この講義では、多くの化学反応が起きる溶液の熱力学とそれに基づいた化学平衡の取扱いについて解説する。溶液中の化学種がどのような状態で、どれだけ存在するのかは分析してみないとわからない。しかし、平衡条件が既知の物質については計算によってそれらを決めることができる。理論的なバックグラウンドと計算方法を学修する。
このような溶液の熱力学、平衡論に基づいて重量分析や容量分析が設計されてきた。これらは一見古く見えるが、分析値の信頼性は高く、未だに最先端の分析法として用いられている。一見高校の化学で学んだことの復習のように思えるかもしれないが、本質はかなり概念的で理解が困難である。この概念を理解し、それらを酸性雨や二酸化炭素濃度増加による海水への影響などの現実的な問題に適用できる能力を養う。

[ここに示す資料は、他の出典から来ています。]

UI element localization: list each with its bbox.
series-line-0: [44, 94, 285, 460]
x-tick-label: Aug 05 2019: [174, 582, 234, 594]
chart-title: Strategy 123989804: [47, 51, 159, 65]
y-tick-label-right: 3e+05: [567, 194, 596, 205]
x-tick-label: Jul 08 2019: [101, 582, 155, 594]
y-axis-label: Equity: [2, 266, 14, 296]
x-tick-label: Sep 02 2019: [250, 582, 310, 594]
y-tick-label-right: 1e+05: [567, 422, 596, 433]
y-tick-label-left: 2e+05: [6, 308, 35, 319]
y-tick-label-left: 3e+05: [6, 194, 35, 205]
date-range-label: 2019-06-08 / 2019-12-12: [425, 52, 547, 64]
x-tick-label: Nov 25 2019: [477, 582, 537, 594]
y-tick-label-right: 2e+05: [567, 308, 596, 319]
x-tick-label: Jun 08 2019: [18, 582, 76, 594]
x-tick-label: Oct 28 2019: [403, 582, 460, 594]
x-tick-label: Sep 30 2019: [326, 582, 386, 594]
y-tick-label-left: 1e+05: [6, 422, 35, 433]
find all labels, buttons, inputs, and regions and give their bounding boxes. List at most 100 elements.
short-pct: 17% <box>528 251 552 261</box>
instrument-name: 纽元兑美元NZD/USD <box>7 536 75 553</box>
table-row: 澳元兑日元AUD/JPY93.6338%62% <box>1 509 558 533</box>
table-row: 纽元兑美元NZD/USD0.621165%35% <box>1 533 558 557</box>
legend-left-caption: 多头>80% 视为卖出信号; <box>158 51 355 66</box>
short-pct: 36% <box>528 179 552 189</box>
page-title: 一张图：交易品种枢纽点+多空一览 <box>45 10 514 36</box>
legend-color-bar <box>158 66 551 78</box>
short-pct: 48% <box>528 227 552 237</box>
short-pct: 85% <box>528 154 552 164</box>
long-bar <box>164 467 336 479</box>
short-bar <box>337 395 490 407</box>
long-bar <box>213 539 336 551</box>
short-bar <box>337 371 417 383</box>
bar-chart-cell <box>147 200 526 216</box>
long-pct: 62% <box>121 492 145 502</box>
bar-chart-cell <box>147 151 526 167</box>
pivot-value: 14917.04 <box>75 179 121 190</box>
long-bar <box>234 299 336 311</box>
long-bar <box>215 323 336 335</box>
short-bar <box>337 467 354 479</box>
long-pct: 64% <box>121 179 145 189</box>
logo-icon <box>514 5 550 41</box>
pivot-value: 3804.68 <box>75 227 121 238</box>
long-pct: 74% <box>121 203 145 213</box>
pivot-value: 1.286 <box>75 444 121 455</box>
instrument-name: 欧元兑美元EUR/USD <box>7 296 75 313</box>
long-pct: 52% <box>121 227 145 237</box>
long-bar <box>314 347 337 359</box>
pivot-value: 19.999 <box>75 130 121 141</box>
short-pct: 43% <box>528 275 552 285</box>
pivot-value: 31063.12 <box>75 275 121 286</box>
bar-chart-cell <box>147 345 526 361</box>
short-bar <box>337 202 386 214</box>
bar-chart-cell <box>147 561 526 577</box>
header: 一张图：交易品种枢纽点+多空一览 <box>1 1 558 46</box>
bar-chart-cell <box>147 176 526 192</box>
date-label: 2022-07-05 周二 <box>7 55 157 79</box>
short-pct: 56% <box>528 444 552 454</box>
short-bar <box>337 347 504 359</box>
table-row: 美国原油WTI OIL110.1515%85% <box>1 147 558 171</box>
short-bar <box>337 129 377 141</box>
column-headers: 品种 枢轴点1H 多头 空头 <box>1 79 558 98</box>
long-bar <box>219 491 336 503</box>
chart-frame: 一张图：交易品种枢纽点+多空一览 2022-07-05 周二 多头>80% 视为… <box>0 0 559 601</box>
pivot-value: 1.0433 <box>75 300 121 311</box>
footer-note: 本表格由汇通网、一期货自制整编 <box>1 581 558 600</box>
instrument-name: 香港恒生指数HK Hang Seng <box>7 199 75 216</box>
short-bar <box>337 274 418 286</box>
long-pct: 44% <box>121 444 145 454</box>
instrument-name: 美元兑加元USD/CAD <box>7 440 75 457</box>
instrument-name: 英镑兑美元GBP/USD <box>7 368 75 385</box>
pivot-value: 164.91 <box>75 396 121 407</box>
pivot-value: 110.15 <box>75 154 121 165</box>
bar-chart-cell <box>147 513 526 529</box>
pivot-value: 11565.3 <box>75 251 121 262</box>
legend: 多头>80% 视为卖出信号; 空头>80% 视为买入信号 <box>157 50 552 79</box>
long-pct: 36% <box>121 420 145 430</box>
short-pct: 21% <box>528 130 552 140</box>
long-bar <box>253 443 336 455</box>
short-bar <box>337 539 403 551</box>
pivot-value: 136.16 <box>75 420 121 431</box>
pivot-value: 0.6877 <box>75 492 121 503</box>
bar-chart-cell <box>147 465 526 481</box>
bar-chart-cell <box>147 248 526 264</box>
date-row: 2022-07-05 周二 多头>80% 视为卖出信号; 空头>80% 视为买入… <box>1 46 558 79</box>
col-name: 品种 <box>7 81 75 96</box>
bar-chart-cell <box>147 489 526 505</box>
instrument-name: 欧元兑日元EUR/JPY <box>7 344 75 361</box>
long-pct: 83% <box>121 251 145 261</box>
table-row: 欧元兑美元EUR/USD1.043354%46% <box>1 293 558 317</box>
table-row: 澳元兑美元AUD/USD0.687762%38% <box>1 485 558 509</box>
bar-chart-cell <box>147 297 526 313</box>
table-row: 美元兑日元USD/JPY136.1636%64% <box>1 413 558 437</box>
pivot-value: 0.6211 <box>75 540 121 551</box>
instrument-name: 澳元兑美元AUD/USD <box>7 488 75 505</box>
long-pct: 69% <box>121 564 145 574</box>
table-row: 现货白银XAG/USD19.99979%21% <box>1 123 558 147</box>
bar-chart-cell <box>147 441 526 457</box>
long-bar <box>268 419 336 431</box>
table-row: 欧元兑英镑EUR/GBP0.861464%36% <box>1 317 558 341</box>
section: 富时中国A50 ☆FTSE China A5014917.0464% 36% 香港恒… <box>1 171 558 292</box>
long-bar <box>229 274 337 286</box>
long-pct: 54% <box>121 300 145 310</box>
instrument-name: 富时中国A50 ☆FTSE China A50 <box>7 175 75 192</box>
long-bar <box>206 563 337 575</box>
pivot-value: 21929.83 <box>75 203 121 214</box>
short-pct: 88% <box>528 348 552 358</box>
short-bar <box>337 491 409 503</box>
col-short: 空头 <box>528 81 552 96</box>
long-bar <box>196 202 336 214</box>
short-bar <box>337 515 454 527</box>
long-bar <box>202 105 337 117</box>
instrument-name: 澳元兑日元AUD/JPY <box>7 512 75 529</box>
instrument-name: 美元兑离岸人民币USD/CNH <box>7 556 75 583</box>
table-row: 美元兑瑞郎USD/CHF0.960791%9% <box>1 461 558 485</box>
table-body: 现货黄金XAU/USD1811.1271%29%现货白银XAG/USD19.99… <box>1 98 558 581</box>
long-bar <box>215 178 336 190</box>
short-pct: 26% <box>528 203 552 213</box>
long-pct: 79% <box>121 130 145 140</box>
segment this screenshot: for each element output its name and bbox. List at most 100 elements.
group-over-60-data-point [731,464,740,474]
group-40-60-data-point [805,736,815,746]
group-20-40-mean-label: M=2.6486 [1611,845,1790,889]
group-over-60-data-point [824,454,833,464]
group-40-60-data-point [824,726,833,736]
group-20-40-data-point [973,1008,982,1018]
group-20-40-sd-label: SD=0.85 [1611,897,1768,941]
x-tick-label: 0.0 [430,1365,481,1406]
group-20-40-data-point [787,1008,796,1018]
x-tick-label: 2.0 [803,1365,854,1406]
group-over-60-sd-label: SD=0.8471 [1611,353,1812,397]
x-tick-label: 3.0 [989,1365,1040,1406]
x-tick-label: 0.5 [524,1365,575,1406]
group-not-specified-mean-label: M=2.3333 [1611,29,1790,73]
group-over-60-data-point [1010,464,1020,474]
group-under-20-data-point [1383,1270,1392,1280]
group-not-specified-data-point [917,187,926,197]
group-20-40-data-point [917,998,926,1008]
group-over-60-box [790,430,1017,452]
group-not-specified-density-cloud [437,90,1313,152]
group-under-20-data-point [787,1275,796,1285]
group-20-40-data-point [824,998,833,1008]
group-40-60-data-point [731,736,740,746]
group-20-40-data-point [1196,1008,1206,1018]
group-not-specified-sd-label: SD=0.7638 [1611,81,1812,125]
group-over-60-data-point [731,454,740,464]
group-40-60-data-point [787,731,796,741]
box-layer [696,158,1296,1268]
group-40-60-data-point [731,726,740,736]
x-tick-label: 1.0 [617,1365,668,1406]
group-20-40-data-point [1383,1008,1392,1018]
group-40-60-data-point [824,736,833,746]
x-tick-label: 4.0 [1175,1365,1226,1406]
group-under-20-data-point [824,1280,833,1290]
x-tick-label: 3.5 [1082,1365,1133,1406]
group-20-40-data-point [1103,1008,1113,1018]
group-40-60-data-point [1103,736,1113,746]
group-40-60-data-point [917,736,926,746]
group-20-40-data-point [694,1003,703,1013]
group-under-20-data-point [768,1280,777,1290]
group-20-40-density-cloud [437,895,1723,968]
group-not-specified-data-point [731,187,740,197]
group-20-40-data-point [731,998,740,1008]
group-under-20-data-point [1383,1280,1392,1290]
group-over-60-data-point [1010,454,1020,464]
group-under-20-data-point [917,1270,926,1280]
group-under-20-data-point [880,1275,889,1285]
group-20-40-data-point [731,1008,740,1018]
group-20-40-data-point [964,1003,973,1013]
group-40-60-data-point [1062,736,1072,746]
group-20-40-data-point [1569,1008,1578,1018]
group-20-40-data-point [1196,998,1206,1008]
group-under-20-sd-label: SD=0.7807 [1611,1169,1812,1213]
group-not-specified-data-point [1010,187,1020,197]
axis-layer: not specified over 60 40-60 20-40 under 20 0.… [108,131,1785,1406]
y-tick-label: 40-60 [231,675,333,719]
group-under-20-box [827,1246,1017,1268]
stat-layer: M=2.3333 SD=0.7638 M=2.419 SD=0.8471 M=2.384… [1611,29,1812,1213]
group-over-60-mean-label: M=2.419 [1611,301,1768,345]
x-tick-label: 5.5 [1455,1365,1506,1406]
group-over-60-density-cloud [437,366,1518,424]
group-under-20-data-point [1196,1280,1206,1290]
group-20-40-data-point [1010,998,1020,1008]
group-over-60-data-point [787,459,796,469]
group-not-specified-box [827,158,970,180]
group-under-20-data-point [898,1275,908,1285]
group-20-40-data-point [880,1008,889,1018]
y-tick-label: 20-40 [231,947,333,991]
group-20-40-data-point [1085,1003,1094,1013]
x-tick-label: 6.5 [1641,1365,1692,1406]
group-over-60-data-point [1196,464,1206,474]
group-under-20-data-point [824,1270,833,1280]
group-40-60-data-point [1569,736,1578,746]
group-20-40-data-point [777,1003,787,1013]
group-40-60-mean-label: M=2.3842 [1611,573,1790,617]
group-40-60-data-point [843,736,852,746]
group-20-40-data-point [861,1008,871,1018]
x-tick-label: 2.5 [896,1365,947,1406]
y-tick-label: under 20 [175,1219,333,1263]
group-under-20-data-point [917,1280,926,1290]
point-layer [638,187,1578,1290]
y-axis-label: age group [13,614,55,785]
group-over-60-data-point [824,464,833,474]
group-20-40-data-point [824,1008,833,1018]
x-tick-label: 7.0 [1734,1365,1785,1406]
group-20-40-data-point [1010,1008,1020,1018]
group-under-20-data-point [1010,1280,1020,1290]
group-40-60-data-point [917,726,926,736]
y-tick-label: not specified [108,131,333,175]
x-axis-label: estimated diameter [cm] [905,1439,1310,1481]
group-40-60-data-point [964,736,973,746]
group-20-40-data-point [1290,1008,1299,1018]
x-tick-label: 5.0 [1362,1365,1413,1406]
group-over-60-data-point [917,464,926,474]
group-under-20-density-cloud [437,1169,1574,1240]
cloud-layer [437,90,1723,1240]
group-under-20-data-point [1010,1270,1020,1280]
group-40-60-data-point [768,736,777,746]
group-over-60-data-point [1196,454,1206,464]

本講義を履修することによって、溶液の熱力学、化学平衡の計算の考え方を修得する。これにより、溶液中に含まれる化学種の濃度を厳密に求めたり、濃度の大小、増減などを直感的に理解したりできるようになる。複数の平衡が絡み合う現実的な系についても取り扱えることを目指す。本講義では、溶液の熱力学と化学平衡が学習のテーマである。溶液を利用する化学では必ず必要となる基礎知識である。この概念を自分の言葉で語れるようになり、また実際の計算に対応できるようになることを目指す。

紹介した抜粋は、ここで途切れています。